During the intense months of the coronavirus in the United States, the number of immigration detainers for 48 hours usually issued by the United States was moderately reduced. Immigration and Customs Enforcement Service (ICE) to local law enforcement agencies, which give the federal agency time to take them into custody and begin their deportation process, indicates a report released Monday.
The average use of withholding requests on working days, which is already trending down this year, began to show some reduction as of mid-March, when the COVID-19 pandemic was declared in the nation. At that time the figure fell below 400 a day, and on April 1 it had fallen below 300, indicates the new report from the independent Transactional Records Access Clearinghouse (TRAC) of Syracuse University (New York).
For the second week of April, the daily average fell to around 240, but after mid-April the use of this resource began to increase again. By the end of the first week of May it returned to an average of around 300 retention requests, and by mid-May usage had fully recovered.
ICE Hold Orders Decrease During Pandemic
The document notes that ICE views the retention orders as the basis of its controversial Secure Communities program and has sought to pressure states and localities to comply. Remember that according to ICE, orders to hold an undocumented immigrant in custody are an “essential” tool for detaining and deporting these people.

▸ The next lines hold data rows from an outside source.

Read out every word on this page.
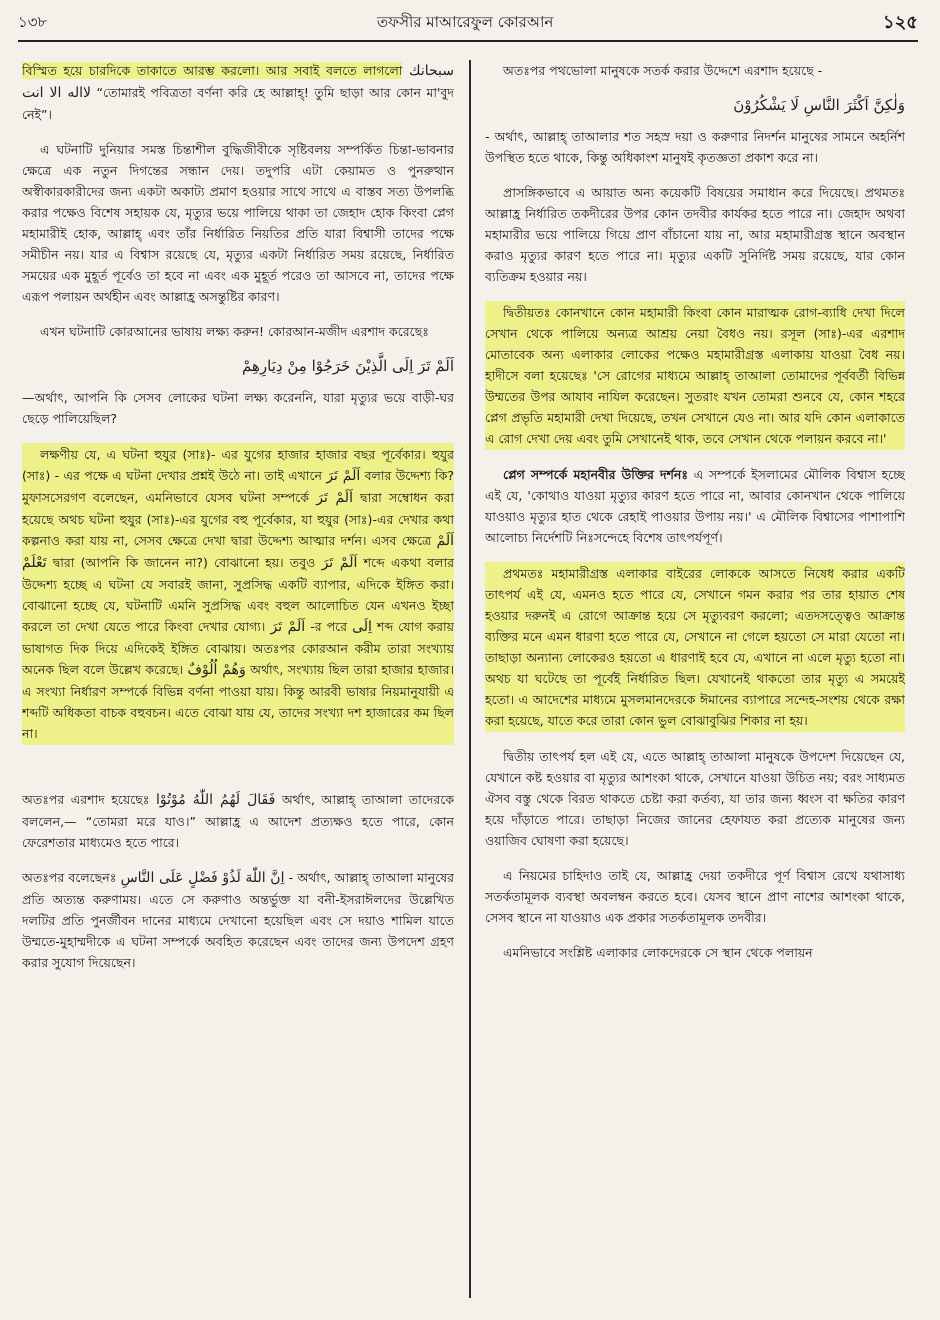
১৩৮	তফসীর মাআরেফুল কোরআন	১২৫

বিস্মিত হয়ে চারদিকে তাকাতে আরম্ভ করলো। আর সবাই বলতে লাগলো سبحانك لااله الا انت “তোমারই পবিত্রতা বর্ণনা করি হে আল্লাহ্! তুমি ছাড়া আর কোন মা'বুদ নেই”।

এ ঘটনাটি দুনিয়ার সমস্ত চিন্তাশীল বুদ্ধিজীবীকে সৃষ্টিবলয় সম্পর্কিত চিন্তা-ভাবনার ক্ষেত্রে এক নতুন দিগন্তের সন্ধান দেয়। তদুপরি এটা কেয়ামত ও পুনরুত্থান অস্বীকারকারীদের জন্য একটা অকাট্য প্রমাণ হওয়ার সাথে সাথে এ বাস্তব সত্য উপলব্ধি করার পক্ষেও বিশেষ সহায়ক যে, মৃত্যুর ভয়ে পালিয়ে থাকা তা জেহাদ হোক কিংবা প্লেগ মহামারীই হোক, আল্লাহ্ এবং তাঁর নির্ধারিত নিয়তির প্রতি যারা বিশ্বাসী তাদের পক্ষে সমীচীন নয়। যার এ বিশ্বাস রয়েছে যে, মৃত্যুর একটা নির্ধারিত সময় রয়েছে, নির্ধারিত সময়ের এক মুহূর্ত পূর্বেও তা হবে না এবং এক মুহূর্ত পরেও তা আসবে না, তাদের পক্ষে এরূপ পলায়ন অর্থহীন এবং আল্লাহ্র অসন্তুষ্টির কারণ।

এখন ঘটনাটি কোরআনের ভাষায় লক্ষ্য করুন! কোরআন-মজীদ এরশাদ করেছেঃ

اَلَمْ تَرَ اِلَى الَّذِيْنَ خَرَجُوْا مِنْ دِيَارِهِمْ

—অর্থাৎ, আপনি কি সেসব লোকের ঘটনা লক্ষ্য করেননি, যারা মৃত্যুর ভয়ে বাড়ী-ঘর ছেড়ে পালিয়েছিল?

লক্ষণীয় যে, এ ঘটনা হুযুর (সাঃ)- এর যুগের হাজার হাজার বছর পূর্বেকার। হুযুর (সাঃ) - এর পক্ষে এ ঘটনা দেখার প্রশ্নই উঠে না। তাই এখানে اَلَمْ تَرَ বলার উদ্দেশ্য কি? মুফাসসেরগণ বলেছেন, এমনিভাবে যেসব ঘটনা সম্পর্কে اَلَمْ تَرَ দ্বারা সম্বোধন করা হয়েছে অথচ ঘটনা হুযুর (সাঃ)-এর যুগের বহু পূর্বেকার, যা হুযুর (সাঃ)-এর দেখার কথা কল্পনাও করা যায় না, সেসব ক্ষেত্রে দেখা দ্বারা উদ্দেশ্য আত্মার দর্শন। এসব ক্ষেত্রে اَلَمْ تَعْلَمْ দ্বারা (আপনি কি জানেন না?) বোঝানো হয়। তবুও اَلَمْ تَرَ শব্দে একথা বলার উদ্দেশ্য হচ্ছে এ ঘটনা যে সবারই জানা, সুপ্রসিদ্ধ একটি ব্যাপার, এদিকে ইঙ্গিত করা। বোঝানো হচ্ছে যে, ঘটনাটি এমনি সুপ্রসিদ্ধ এবং বহুল আলোচিত যেন এখনও ইচ্ছা করলে তা দেখা যেতে পারে কিংবা দেখার যোগ্য। اَلَمْ تَرَ -র পরে اِلَى শব্দ যোগ করায় ভাষাগত দিক দিয়ে এদিকেই ইঙ্গিত বোঝায়। অতঃপর কোরআন করীম তারা সংখ্যায় অনেক ছিল বলে উল্লেখ করেছে। وَهُمْ اُلُوْفٌ অর্থাৎ, সংখ্যায় ছিল তারা হাজার হাজার। এ সংখ্যা নির্ধারণ সম্পর্কে বিভিন্ন বর্ণনা পাওয়া যায়। কিন্তু আরবী ভাষার নিয়মানুযায়ী এ শব্দটি অধিকতা বাচক বহুবচন। এতে বোঝা যায় যে, তাদের সংখ্যা দশ হাজারের কম ছিল না।

অতঃপর এরশাদ হয়েছেঃ فَقَالَ لَهُمُ اللّٰهُ مُوْتُوْا অর্থাৎ, আল্লাহ্ তাআলা তাদেরকে বললেন,— “তোমরা মরে যাও।” আল্লাহ্র এ আদেশ প্রত্যক্ষও হতে পারে, কোন ফেরেশতার মাধ্যমেও হতে পারে।

অতঃপর বলেছেনঃ اِنَّ اللّٰهَ لَذُوْ فَضْلٍ عَلَى النَّاسِ - অর্থাৎ, আল্লাহ্ তাআলা মানুষের প্রতি অত্যন্ত করুণাময়। এতে সে করুণাও অন্তর্ভুক্ত যা বনী-ইসরাঈলদের উল্লেখিত দলটির প্রতি পুনর্জীবন দানের মাধ্যমে দেখানো হয়েছিল এবং সে দয়াও শামিল যাতে উম্মতে-মুহাম্মদীকে এ ঘটনা সম্পর্কে অবহিত করেছেন এবং তাদের জন্য উপদেশ গ্রহণ করার সুযোগ দিয়েছেন।

অতঃপর পথভোলা মানুষকে সতর্ক করার উদ্দেশে এরশাদ হয়েছে -

وَلٰكِنَّ اَكْثَرَ النَّاسِ لَا يَشْكُرُوْنَ

- অর্থাৎ, আল্লাহ্ তাআলার শত সহস্র দয়া ও করুণার নিদর্শন মানুষের সামনে অহর্নিশ উপস্থিত হতে থাকে, কিন্তু অধিকাংশ মানুষই কৃতজ্ঞতা প্রকাশ করে না।

প্রাসঙ্গিকভাবে এ আয়াত অন্য কয়েকটি বিষয়ের সমাধান করে দিয়েছে। প্রথমতঃ আল্লাহ্র নির্ধারিত তকদীরের উপর কোন তদবীর কার্যকর হতে পারে না। জেহাদ অথবা মহামারীর ভয়ে পালিয়ে গিয়ে প্রাণ বাঁচানো যায় না, আর মহামারীগ্রস্ত স্থানে অবস্থান করাও মৃত্যুর কারণ হতে পারে না। মৃত্যুর একটি সুনির্দিষ্ট সময় রয়েছে, যার কোন ব্যতিক্রম হওয়ার নয়।

দ্বিতীয়তঃ কোনখানে কোন মহামারী কিংবা কোন মারাত্মক রোগ-ব্যাধি দেখা দিলে সেখান থেকে পালিয়ে অন্যত্র আশ্রয় নেয়া বৈধও নয়। রসূল (সাঃ)-এর এরশাদ মোতাবেক অন্য এলাকার লোকের পক্ষেও মহামারীগ্রস্ত এলাকায় যাওয়া বৈধ নয়। হাদীসে বলা হয়েছেঃ 'সে রোগের মাধ্যমে আল্লাহ্ তাআলা তোমাদের পূর্ববর্তী বিভিন্ন উম্মতের উপর আযাব নাযিল করেছেন। সুতরাং যখন তোমরা শুনবে যে, কোন শহরে প্লেগ প্রভৃতি মহামারী দেখা দিয়েছে, তখন সেখানে যেও না। আর যদি কোন এলাকাতে এ রোগ দেখা দেয় এবং তুমি সেখানেই থাক, তবে সেখান থেকে পলায়ন করবে না।'

প্লেগ সম্পর্কে মহানবীর উক্তির দর্শনঃ এ সম্পর্কে ইসলামের মৌলিক বিশ্বাস হচ্ছে এই যে, 'কোথাও যাওয়া মৃত্যুর কারণ হতে পারে না, আবার কোনখান থেকে পালিয়ে যাওয়াও মৃত্যুর হাত থেকে রেহাই পাওয়ার উপায় নয়।' এ মৌলিক বিশ্বাসের পাশাপাশি আলোচ্য নির্দেশটি নিঃসন্দেহে বিশেষ তাৎপর্যপূর্ণ।

প্রথমতঃ মহামারীগ্রস্ত এলাকার বাইরের লোককে আসতে নিষেধ করার একটি তাৎপর্য এই যে, এমনও হতে পারে যে, সেখানে গমন করার পর তার হায়াত শেষ হওয়ার দরুনই এ রোগে আক্রান্ত হয়ে সে মৃত্যুবরণ করলো; এতদসত্ত্বেও আক্রান্ত ব্যক্তির মনে এমন ধারণা হতে পারে যে, সেখানে না গেলে হয়তো সে মারা যেতো না। তাছাড়া অন্যান্য লোকেরও হয়তো এ ধারণাই হবে যে, এখানে না এলে মৃত্যু হতো না। অথচ যা ঘটেছে তা পূর্বেই নির্ধারিত ছিল। যেখানেই থাকতো তার মৃত্যু এ সময়েই হতো। এ আদেশের মাধ্যমে মুসলমানদেরকে ঈমানের ব্যাপারে সন্দেহ-সংশয় থেকে রক্ষা করা হয়েছে, যাতে করে তারা কোন ভুল বোঝাবুঝির শিকার না হয়।

দ্বিতীয় তাৎপর্য হল এই যে, এতে আল্লাহ্ তাআলা মানুষকে উপদেশ দিয়েছেন যে, যেখানে কষ্ট হওয়ার বা মৃত্যুর আশংকা থাকে, সেখানে যাওয়া উচিত নয়; বরং সাধ্যমত ঐসব বস্তু থেকে বিরত থাকতে চেষ্টা করা কর্তব্য, যা তার জন্য ধ্বংস বা ক্ষতির কারণ হয়ে দাঁড়াতে পারে। তাছাড়া নিজের জানের হেফাযত করা প্রত্যেক মানুষের জন্য ওয়াজিব ঘোষণা করা হয়েছে।

এ নিয়মের চাহিদাও তাই যে, আল্লাহ্র দেয়া তকদীরে পূর্ণ বিশ্বাস রেখে যথাসাধ্য সতর্কতামূলক ব্যবস্থা অবলম্বন করতে হবে। যেসব স্থানে প্রাণ নাশের আশংকা থাকে, সেসব স্থানে না যাওয়াও এক প্রকার সতর্কতামূলক তদবীর।

এমনিভাবে সংশ্লিষ্ট এলাকার লোকদেরকে সে স্থান থেকে পলায়ন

“Sanctuary” cities like New York do not cooperate with these ICE requests unless they are accompanied by a warrant from a judge or it is someone with a criminal record.
However, the courts have found that such detainers alone do not provide legal authority to detain someone and have imposed financial penalties on law enforcement agencies for violating the constitutional rights of detainees.
Just this week, the Los Angeles County Board of Supervisors settled a lawsuit in which it agreed to pay $ 14 million to illegally detained people based on ICE requests from the county Sheriff’s Department.